DOI: 10.1093/ejhf/xuag193.807 ISSN: 1388-9842

Sustained low-efficiency dialysis for refractory congestion in advanced cardiorenal syndrome: haemodyamics and weight reduction analysis

G Mihelcic, T Furlan, B Leskovar

Abstract

Background

Patients with advanced cardiorenal syndrome who are ineligible for mechanical circulatory support or heart transplantation represent a high-risk and understudied population. Persistent congestion is common in this group and may become refractory to diuretic therapy.

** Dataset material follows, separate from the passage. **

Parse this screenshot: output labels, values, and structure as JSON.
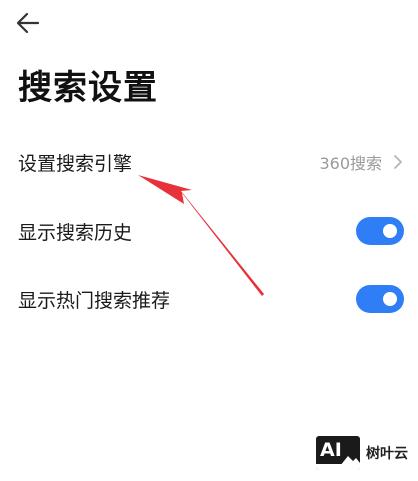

Sustained low-efficiency dialysis (SLED) may provide a haemodynamically tolerable strategy for gradual fluid removal in this setting.

Purpose

To evaluate changes in weight and haemodynamic changes during SLED treatment compared with standard medical therapy in patients with advanced heart failure and cardiorenal syndrome.

Methods

We conducted a single-centre, non-randomised retrospective cohort study of patients hospitalised with advanced heart failure, persistent congestion, and renal dysfunction between September 2002 and December 2024. The index date was defined as the time SLED was deemed clinically indicated. Patients who were treated with SLED formed the SLED group, while those who declined SLED and continued with medical therapy represented the standard therapy group. Recompensation in the SLED group was defined as the time when minimum steady-state body weight was achieved. In the standard therapy group, last follow-up was defined by the last documented clinical assessment. Body weight, systolic and diastolic blood pressure (SBP, DBP), and heart rate (HR) were recorded at index and follow-up. Differences between groups were assessed using independent (two-sample) t-tests, within-group changes were analysed using paired t-tests.

Results

At the index date, SBP, DBP, and HR were comparable between groups, while body weight was significantly higher in the SLED group (85±18 vs 75±16 kg, p=0.005). In the SLED group, recompensation was achieved after a median of 35 days (IQR 24–141), during which body weight decreased significantly (85±18 to 74±18 kg, p<0.001). Haemodynamic parameters remained largely stable, with a modest reduction in SBP (126±28 to 119±24 mmHg, p=0.049) and no significant changes in DBP or HR. In the standard therapy group, follow-up occurred after a median of 39 days (IQR 16–902); no significant change in body weight was observed, and haemodynamic parameters showed no statistically significant differences from baseline.

Conclusions

In persistently congested patients with advanced heart failure and renal dysfunction who were not candidates for advanced therapies, SLED was associated with substantial weight reduction during recompensation without evidence of clinically relevant haemodynamic instability. These findings suggest that SLED may facilitate clinical stabilisation in advanced cardiorenal syndrome and support the need for prospective evaluation.